The GitOps reconciliation works as follows:

  1. Push to Git: A change is made to any file in your app_of_apps/ folder
  2. ArgoCD detects: ArgoCD watches the repo and sees the change
  3. Sync: ArgoCD applies the change to the cluster
  4. Self-heal: If someone manually changes a resource that ArgoCD manages, ArgoCD will revert it (if selfHeal: true is set)

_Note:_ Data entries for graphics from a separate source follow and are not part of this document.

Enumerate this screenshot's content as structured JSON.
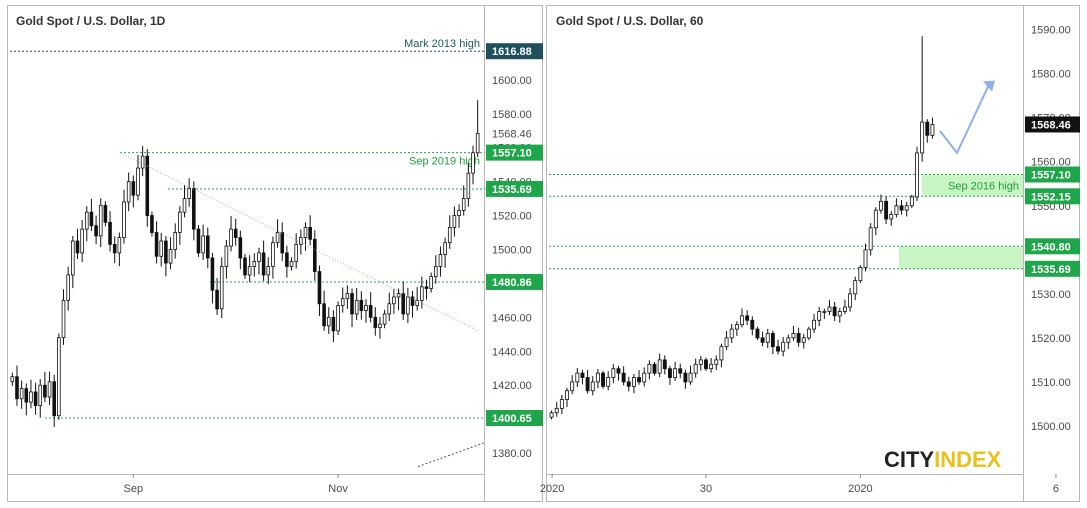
{
  "chart_data": [
    {
      "type": "candlestick",
      "title": "Gold Spot / U.S. Dollar, 1D",
      "ylim": [
        1370,
        1640
      ],
      "y_ticks": [
        "1380.00",
        "1400.00",
        "1420.00",
        "1440.00",
        "1460.00",
        "1480.00",
        "1500.00",
        "1520.00",
        "1540.00",
        "1560.00",
        "1580.00",
        "1600.00"
      ],
      "y_tick_values": [
        1380,
        1400,
        1420,
        1440,
        1460,
        1480,
        1500,
        1520,
        1540,
        1560,
        1580,
        1600
      ],
      "x_ticks": [
        "Sep",
        "Nov",
        "2020"
      ],
      "x_tick_index": [
        26,
        70,
        116
      ],
      "price_labels": [
        {
          "value": 1616.88,
          "text": "1616.88",
          "color": "#1e4f5e"
        },
        {
          "value": 1568.46,
          "text": "1568.46",
          "color": "plain"
        },
        {
          "value": 1557.1,
          "text": "1557.10",
          "color": "#1fa54a"
        },
        {
          "value": 1535.69,
          "text": "1535.69",
          "color": "#1fa54a"
        },
        {
          "value": 1480.86,
          "text": "1480.86",
          "color": "#1fa54a"
        },
        {
          "value": 1400.65,
          "text": "1400.65",
          "color": "#1fa54a"
        }
      ],
      "annotations": [
        {
          "text": "Mark 2013 high",
          "value": 1616.88
        },
        {
          "text": "Sep 2019 high",
          "value": 1557.1
        }
      ],
      "closes": [
        1425,
        1412,
        1418,
        1410,
        1416,
        1408,
        1420,
        1413,
        1422,
        1402,
        1448,
        1470,
        1485,
        1505,
        1498,
        1512,
        1522,
        1514,
        1508,
        1526,
        1516,
        1503,
        1498,
        1507,
        1528,
        1540,
        1532,
        1548,
        1555,
        1520,
        1510,
        1496,
        1505,
        1492,
        1500,
        1510,
        1522,
        1530,
        1536,
        1512,
        1498,
        1508,
        1495,
        1476,
        1465,
        1490,
        1502,
        1512,
        1507,
        1495,
        1485,
        1490,
        1493,
        1498,
        1485,
        1490,
        1504,
        1510,
        1498,
        1490,
        1493,
        1503,
        1507,
        1513,
        1506,
        1487,
        1468,
        1455,
        1460,
        1452,
        1467,
        1471,
        1474,
        1462,
        1470,
        1464,
        1467,
        1460,
        1454,
        1456,
        1462,
        1468,
        1472,
        1474,
        1462,
        1472,
        1467,
        1470,
        1478,
        1477,
        1484,
        1490,
        1497,
        1504,
        1513,
        1520,
        1523,
        1530,
        1545,
        1557,
        1568.46
      ],
      "overlays": {
        "dotted_line": [
          1557.1,
          1452
        ],
        "extension_line_end": 1386
      }
    },
    {
      "type": "candlestick",
      "title": "Gold Spot / U.S. Dollar, 60",
      "ylim": [
        1490,
        1594
      ],
      "y_ticks": [
        "1500.00",
        "1510.00",
        "1520.00",
        "1530.00",
        "1540.00",
        "1550.00",
        "1560.00",
        "1570.00",
        "1580.00",
        "1590.00"
      ],
      "y_tick_values": [
        1500,
        1510,
        1520,
        1530,
        1540,
        1550,
        1560,
        1570,
        1580,
        1590
      ],
      "x_ticks": [
        "30",
        "2020",
        "6"
      ],
      "x_tick_index": [
        30,
        60,
        98
      ],
      "price_labels": [
        {
          "value": 1568.46,
          "text": "1568.46",
          "color": "#111111"
        },
        {
          "value": 1557.1,
          "text": "1557.10",
          "color": "#1fa54a"
        },
        {
          "value": 1552.15,
          "text": "1552.15",
          "color": "#1fa54a"
        },
        {
          "value": 1540.8,
          "text": "1540.80",
          "color": "#1fa54a"
        },
        {
          "value": 1535.69,
          "text": "1535.69",
          "color": "#1fa54a"
        }
      ],
      "zones": [
        [
          1552.15,
          1557.1
        ],
        [
          1535.69,
          1540.8
        ]
      ],
      "annotations": [
        {
          "text": "Sep 2016 high",
          "value": 1554.6
        }
      ],
      "closes": [
        1503,
        1504,
        1506,
        1508,
        1510,
        1512,
        1511,
        1508,
        1510,
        1512,
        1509,
        1511,
        1513,
        1512,
        1510,
        1509,
        1511,
        1510,
        1512,
        1514,
        1512,
        1515,
        1513,
        1511,
        1513,
        1512,
        1510,
        1512,
        1514,
        1515,
        1513,
        1514,
        1515,
        1518,
        1520,
        1522,
        1523,
        1525,
        1524,
        1522,
        1520,
        1519,
        1521,
        1518,
        1517,
        1519,
        1520,
        1521,
        1519,
        1520,
        1522,
        1524,
        1526,
        1526,
        1527,
        1525,
        1526,
        1527,
        1530,
        1533,
        1536,
        1540,
        1545,
        1549,
        1551,
        1547,
        1548,
        1550,
        1549,
        1550,
        1552,
        1562,
        1569,
        1566,
        1568.46
      ],
      "overlays": {
        "arrow": [
          1567,
          1562,
          1578
        ]
      }
    }
  ],
  "logo": {
    "part1": "CITY",
    "part2": "INDEX"
  },
  "colors": {
    "up": "#111111",
    "down": "#111111",
    "green": "#1fa54a",
    "teal": "#1e4f5e",
    "zone": "#c9f5c4",
    "arrow": "#8fb0ef"
  }
}
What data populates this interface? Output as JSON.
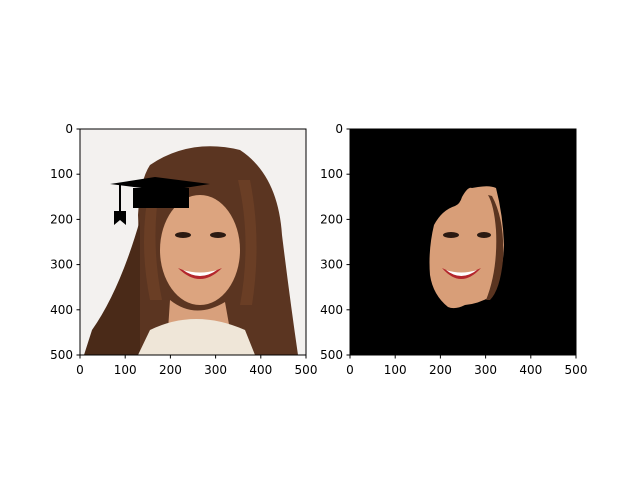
{
  "chart_data": [
    {
      "type": "image",
      "title": "",
      "xlabel": "",
      "ylabel": "",
      "xlim": [
        0,
        500
      ],
      "ylim": [
        500,
        0
      ],
      "xticks": [
        "0",
        "100",
        "200",
        "300",
        "400",
        "500"
      ],
      "yticks": [
        "0",
        "100",
        "200",
        "300",
        "400",
        "500"
      ],
      "content": "portrait of smiling woman with long brown hair and a black graduation cap overlay",
      "cap_overlay": {
        "x_range": [
          65,
          290
        ],
        "y_range": [
          105,
          210
        ]
      },
      "colors": {
        "background": "#f4f1ee",
        "hair": "#5a3420",
        "skin": "#d9a07a",
        "cap": "#000000"
      }
    },
    {
      "type": "image",
      "title": "",
      "xlabel": "",
      "ylabel": "",
      "xlim": [
        0,
        500
      ],
      "ylim": [
        500,
        0
      ],
      "xticks": [
        "0",
        "100",
        "200",
        "300",
        "400",
        "500"
      ],
      "yticks": [
        "0",
        "100",
        "200",
        "300",
        "400",
        "500"
      ],
      "content": "face region segmented from portrait on black background",
      "mask_extent": {
        "x_range": [
          170,
          345
        ],
        "y_range": [
          125,
          395
        ]
      },
      "colors": {
        "background": "#000000",
        "skin": "#d9a07a"
      }
    }
  ]
}
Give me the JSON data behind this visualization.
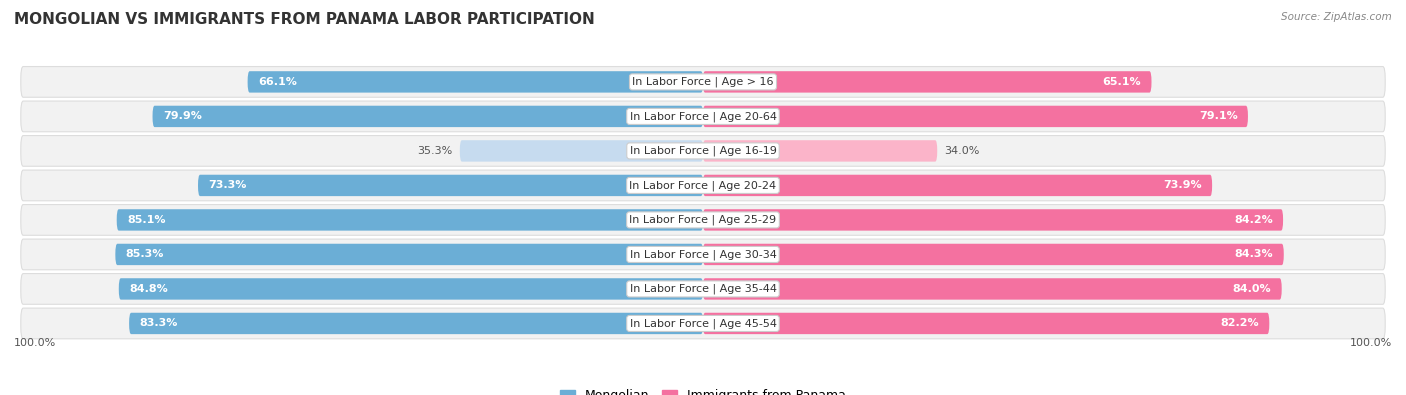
{
  "title": "MONGOLIAN VS IMMIGRANTS FROM PANAMA LABOR PARTICIPATION",
  "source": "Source: ZipAtlas.com",
  "categories": [
    "In Labor Force | Age > 16",
    "In Labor Force | Age 20-64",
    "In Labor Force | Age 16-19",
    "In Labor Force | Age 20-24",
    "In Labor Force | Age 25-29",
    "In Labor Force | Age 30-34",
    "In Labor Force | Age 35-44",
    "In Labor Force | Age 45-54"
  ],
  "mongolian_values": [
    66.1,
    79.9,
    35.3,
    73.3,
    85.1,
    85.3,
    84.8,
    83.3
  ],
  "panama_values": [
    65.1,
    79.1,
    34.0,
    73.9,
    84.2,
    84.3,
    84.0,
    82.2
  ],
  "mongolian_color": "#6baed6",
  "mongolian_color_light": "#c6dbef",
  "panama_color": "#f471a0",
  "panama_color_light": "#fbb4c9",
  "row_bg_color": "#f2f2f2",
  "row_border_color": "#dddddd",
  "max_value": 100.0,
  "legend_mongolian": "Mongolian",
  "legend_panama": "Immigrants from Panama",
  "title_fontsize": 11,
  "label_fontsize": 8,
  "value_fontsize": 8,
  "bottom_label": "100.0%",
  "threshold_for_light": 50
}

The app_of_apps/ folder uses a recursive directory structure - each subdirectory contains an app.yaml that defines an ArgoCD Application. This allows adding new infrastructure components simply by creating a new folder with an application manifest.

Destroy and Rebuild

To destroy the cluster, run the following on each node:

# On control plane nodes
ssh user@node '/usr/local/bin/k3s-uninstall.sh'

# On worker nodes
ssh user@node '/usr/local/bin/k3s-agent-uninstall.sh'

This removes K3s from each node while leaving the operating system intact. Delete your local kubeconfig file as well.

To rebuild, run the k3sup commands again, then re-install ArgoCD and apply your core Application. Since ArgoCD is the source of truth, it will restore all infrastructure and applications to their desired state.

Summary

This architecture provides:

  • High availability: 3 control planes with kube-vip
  • GitOps: Every piece of infrastructure is defined in Git, ArgoCD reconciles automatically
  • Self-healing: Manual changes are reverted, cluster state always matches Git
  • Repeatable: Destroy and rebuild in minutes
  • Bare-metal capable: MetalLB for load balancing, Longhorn for storage

The cluster has been running reliably with this setup for years, and adding new services is as simple as adding a new YAML file to the repository.